Over the past decade or so pharmacists have been given more and more responsibilities in the NHS, just as nurses have.
It means many now offer blood pressure checks, and cholesterol and blood glucose level tests alongside pregnancy testing and sexually transmitted infection services.
Colds and flu can often be dealt with there, without bothering a GP at all, while some even provide stop smoking services and prescribe drugs and treatments.
But despite their expanding remit, much of the public is oblivious.
Less than a third of people asked in a recent YouGov poll of over 2,000 people were aware of what pharmacists could offer.
'Bursting at the seams'
So now Pharmacy Voice, external, which represents the industry, is launching a drive to change perceptions.
It is running a two-year promotional campaign, Dispensing Health, to promote what the UK's 13,000 community pharmacies can do.
"Pharmacy is the third largest health profession (in the health sector) after medicine and nursing," says Pharmacy Voice chief executive Prof Robert Darracott. "Yet people still don't really know who we are and what we can do."
He says the aim of the campaign is to "challenge the traditional view of pharmacies as simply dispensers of medicine" so that they are seen as a place where illness can be treated and good health promoted.
The push has received the backing of GPs with both the Royal College of GPs and NHS Alliance, which represents community services, putting their names to the campaign.
Making sure the potential of pharmacies is realised could also have important implications for the rest of the health service too.
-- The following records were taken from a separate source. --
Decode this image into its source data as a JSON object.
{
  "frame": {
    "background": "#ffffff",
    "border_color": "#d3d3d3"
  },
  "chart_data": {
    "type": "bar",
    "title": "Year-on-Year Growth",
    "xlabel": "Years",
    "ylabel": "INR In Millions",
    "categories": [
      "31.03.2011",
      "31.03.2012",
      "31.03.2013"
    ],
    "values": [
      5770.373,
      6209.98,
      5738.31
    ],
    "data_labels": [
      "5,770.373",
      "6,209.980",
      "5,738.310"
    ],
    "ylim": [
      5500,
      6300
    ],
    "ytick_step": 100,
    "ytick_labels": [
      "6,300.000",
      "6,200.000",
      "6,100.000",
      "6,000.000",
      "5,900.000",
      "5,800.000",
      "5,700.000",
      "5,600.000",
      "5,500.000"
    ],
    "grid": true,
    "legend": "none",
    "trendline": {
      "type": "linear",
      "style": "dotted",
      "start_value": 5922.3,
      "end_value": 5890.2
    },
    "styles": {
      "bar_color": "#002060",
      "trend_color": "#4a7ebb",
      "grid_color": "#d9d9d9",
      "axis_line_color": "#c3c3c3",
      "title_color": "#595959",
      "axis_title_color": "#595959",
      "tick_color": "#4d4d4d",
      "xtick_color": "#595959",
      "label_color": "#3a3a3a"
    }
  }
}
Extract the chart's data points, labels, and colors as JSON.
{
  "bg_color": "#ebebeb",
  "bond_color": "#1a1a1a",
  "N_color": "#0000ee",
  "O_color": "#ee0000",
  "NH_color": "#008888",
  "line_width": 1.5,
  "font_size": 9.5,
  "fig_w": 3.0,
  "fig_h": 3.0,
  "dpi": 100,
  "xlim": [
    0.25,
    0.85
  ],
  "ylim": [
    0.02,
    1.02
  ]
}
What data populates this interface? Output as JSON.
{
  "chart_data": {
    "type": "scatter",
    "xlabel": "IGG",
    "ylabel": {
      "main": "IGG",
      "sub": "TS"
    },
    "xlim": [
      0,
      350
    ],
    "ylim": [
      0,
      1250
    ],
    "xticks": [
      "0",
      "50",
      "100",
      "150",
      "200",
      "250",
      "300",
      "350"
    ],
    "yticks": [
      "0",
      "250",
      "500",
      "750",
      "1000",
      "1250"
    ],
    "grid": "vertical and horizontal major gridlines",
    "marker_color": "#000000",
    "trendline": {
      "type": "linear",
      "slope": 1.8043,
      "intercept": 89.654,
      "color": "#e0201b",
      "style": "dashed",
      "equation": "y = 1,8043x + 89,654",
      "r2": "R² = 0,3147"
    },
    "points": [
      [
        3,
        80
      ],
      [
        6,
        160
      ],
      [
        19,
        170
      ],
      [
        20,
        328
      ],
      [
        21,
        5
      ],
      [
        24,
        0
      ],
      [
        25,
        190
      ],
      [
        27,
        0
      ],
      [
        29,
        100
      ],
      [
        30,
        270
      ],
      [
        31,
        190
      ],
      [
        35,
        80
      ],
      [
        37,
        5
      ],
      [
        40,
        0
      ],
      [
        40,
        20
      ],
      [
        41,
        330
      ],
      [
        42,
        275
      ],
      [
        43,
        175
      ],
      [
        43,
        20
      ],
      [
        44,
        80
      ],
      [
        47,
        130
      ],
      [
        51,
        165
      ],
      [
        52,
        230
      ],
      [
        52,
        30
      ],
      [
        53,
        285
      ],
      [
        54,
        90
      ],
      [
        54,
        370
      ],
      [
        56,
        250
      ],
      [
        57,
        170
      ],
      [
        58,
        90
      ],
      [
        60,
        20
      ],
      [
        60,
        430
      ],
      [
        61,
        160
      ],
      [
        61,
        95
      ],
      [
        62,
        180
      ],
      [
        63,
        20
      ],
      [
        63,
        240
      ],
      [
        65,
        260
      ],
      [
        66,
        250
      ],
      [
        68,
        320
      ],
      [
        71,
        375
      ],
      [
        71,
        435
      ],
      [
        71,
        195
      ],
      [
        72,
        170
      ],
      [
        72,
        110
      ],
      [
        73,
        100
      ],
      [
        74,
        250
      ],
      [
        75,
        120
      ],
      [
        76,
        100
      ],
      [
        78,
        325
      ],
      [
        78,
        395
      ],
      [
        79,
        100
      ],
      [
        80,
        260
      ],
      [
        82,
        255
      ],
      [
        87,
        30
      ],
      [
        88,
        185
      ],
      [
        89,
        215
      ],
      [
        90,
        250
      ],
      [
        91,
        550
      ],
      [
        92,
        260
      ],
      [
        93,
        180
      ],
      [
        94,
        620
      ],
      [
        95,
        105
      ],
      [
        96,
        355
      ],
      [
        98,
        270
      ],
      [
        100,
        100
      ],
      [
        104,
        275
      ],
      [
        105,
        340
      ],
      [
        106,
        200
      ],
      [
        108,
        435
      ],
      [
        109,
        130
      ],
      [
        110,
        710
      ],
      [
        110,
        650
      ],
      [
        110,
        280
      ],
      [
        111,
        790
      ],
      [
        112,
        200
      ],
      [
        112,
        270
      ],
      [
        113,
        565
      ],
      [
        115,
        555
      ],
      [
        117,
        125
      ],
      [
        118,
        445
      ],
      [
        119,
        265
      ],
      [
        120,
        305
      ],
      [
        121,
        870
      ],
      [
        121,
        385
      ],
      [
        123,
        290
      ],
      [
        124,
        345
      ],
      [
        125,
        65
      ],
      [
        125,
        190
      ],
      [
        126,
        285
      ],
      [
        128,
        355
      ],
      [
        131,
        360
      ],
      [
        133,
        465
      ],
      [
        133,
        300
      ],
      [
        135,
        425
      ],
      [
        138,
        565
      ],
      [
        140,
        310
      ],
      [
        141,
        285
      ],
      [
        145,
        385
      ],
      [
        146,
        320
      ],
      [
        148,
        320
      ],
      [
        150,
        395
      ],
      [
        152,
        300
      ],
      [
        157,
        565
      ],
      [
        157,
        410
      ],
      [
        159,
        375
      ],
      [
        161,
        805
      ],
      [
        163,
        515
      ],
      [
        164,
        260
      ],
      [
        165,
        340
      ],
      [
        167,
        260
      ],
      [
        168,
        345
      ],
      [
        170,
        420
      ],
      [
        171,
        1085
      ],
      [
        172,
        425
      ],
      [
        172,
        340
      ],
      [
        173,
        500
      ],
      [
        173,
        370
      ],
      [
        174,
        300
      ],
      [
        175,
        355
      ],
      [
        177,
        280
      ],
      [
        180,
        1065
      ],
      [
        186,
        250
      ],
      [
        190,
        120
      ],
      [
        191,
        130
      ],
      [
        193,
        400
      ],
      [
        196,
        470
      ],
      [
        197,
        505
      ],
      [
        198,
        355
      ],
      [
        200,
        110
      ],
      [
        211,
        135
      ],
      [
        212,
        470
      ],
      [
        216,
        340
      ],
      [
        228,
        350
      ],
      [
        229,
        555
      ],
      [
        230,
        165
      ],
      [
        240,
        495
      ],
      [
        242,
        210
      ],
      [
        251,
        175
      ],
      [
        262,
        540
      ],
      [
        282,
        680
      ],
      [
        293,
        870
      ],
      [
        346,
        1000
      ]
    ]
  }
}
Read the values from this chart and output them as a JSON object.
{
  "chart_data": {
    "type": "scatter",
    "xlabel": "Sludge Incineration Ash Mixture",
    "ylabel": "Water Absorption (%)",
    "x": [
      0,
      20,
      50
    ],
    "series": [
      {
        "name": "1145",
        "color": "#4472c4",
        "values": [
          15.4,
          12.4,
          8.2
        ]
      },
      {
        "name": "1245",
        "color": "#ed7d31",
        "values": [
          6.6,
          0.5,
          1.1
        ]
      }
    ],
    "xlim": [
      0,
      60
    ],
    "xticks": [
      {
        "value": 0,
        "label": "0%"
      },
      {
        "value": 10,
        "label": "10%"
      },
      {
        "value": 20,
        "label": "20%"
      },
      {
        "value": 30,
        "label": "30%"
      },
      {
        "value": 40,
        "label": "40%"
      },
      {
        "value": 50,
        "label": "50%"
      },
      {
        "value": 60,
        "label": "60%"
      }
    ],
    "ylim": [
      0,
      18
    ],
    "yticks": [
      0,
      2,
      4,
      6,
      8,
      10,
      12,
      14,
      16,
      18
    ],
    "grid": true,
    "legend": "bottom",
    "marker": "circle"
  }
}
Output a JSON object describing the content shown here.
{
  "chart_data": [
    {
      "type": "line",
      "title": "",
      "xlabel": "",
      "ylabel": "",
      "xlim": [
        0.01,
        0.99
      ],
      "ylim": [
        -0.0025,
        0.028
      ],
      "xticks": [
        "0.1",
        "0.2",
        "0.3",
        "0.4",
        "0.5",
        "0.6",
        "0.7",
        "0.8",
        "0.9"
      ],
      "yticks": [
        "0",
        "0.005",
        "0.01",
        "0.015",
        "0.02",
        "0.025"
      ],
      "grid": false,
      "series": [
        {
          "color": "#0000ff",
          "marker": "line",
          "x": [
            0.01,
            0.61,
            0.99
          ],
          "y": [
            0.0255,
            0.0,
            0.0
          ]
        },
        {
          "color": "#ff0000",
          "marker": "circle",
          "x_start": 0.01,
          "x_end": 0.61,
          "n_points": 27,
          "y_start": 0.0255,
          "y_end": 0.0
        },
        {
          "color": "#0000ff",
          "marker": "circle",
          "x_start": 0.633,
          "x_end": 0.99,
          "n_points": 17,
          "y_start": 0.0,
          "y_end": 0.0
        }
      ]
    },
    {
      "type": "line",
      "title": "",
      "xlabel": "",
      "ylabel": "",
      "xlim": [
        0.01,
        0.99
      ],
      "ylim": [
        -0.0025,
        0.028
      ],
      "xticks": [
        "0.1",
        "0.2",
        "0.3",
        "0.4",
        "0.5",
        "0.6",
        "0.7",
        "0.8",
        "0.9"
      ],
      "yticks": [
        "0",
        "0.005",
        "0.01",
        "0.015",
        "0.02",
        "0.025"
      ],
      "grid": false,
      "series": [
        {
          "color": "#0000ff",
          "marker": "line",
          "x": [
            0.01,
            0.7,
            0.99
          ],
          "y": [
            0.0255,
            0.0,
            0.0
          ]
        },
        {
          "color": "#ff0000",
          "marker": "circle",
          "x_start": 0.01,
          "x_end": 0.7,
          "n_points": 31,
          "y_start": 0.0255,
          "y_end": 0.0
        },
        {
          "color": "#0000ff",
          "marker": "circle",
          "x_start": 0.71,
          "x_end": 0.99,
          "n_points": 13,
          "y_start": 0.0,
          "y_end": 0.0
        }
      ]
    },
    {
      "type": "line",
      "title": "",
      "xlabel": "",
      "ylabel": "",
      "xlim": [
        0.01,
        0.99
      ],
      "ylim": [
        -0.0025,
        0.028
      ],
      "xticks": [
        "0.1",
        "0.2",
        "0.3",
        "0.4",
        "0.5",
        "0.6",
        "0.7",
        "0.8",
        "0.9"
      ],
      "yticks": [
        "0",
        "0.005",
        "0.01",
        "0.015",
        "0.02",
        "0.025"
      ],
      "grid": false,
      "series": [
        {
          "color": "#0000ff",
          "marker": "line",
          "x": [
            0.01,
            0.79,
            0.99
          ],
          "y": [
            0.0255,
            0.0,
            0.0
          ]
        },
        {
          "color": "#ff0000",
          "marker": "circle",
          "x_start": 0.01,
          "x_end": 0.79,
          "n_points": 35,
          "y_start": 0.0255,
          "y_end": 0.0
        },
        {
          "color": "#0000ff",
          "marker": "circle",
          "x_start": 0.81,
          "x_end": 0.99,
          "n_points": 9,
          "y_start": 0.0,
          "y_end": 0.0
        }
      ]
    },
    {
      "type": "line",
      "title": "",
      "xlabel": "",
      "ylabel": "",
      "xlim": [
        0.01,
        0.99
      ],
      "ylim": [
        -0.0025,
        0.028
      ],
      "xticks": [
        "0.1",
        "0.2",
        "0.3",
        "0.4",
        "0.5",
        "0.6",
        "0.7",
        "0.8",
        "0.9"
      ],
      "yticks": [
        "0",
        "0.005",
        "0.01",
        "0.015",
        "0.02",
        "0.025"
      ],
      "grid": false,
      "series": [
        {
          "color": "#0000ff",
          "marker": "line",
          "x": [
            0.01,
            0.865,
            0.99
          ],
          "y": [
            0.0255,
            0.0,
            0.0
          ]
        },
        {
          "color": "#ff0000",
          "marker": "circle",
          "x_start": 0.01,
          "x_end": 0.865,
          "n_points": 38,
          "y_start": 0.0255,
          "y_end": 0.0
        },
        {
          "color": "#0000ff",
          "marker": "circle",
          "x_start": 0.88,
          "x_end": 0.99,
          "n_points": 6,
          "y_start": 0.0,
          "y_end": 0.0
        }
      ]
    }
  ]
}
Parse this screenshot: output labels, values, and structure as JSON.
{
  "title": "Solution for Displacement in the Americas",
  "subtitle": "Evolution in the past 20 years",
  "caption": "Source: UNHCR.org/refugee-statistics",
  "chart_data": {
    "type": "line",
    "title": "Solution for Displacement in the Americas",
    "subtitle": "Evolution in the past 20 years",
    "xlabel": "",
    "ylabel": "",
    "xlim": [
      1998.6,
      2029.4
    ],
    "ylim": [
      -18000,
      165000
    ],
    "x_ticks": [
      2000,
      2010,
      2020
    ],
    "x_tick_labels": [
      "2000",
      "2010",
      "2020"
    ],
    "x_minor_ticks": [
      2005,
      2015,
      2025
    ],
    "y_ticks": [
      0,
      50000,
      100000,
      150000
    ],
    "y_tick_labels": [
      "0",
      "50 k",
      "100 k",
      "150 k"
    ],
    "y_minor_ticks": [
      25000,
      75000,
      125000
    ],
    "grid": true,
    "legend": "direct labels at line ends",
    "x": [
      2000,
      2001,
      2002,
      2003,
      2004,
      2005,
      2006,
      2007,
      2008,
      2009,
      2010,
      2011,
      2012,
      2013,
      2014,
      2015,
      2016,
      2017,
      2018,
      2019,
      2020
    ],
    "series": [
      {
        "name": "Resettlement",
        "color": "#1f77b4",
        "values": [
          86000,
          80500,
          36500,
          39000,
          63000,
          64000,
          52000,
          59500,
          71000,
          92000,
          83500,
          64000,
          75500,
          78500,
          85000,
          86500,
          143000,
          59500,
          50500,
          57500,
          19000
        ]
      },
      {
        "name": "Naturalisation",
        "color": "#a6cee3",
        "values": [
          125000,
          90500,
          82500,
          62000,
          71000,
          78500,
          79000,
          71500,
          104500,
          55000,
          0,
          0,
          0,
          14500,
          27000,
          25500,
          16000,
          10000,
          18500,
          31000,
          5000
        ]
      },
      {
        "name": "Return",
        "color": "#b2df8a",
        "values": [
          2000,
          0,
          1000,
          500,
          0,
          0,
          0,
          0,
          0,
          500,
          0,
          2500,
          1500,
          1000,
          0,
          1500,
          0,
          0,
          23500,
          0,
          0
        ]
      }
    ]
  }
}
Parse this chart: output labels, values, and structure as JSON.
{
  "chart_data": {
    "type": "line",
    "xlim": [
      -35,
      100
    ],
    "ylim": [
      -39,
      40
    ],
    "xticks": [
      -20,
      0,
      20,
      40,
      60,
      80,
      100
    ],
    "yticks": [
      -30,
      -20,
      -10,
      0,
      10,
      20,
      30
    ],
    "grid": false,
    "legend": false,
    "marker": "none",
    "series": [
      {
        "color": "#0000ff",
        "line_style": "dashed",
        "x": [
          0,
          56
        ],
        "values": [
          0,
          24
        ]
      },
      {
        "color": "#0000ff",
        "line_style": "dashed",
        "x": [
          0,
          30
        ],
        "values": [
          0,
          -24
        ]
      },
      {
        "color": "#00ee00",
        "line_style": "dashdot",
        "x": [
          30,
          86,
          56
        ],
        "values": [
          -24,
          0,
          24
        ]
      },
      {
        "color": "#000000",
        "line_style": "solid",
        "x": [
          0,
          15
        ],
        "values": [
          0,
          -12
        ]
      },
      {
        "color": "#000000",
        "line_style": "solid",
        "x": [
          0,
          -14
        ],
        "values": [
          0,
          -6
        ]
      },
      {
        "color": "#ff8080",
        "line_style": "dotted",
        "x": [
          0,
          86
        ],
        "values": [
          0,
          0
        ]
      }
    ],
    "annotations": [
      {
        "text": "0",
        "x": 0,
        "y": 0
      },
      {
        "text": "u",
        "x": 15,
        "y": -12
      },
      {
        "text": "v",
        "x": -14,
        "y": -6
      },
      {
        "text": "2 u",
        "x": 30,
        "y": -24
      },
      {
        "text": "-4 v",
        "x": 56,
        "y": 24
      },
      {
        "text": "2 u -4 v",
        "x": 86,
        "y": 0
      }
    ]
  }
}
A review, external by NHS England into the A&E system, which was published in November, said pharmacies were an "under-used" resource that if tapped into could take the pressure off GPs who in turn would then have time to take on some of the workload of hospitals.
Dr Mike Dixon, of the NHS Alliance, says: "Community pharmacy is perfectly positioned to take the strain from GPs and A&E departments that are bursting at the seams."
It is thought as many as one in seven GP appointments could be dealt with by pharmacies - about 40m a year.
If that was to happen it could have a profound effect on the entire NHS.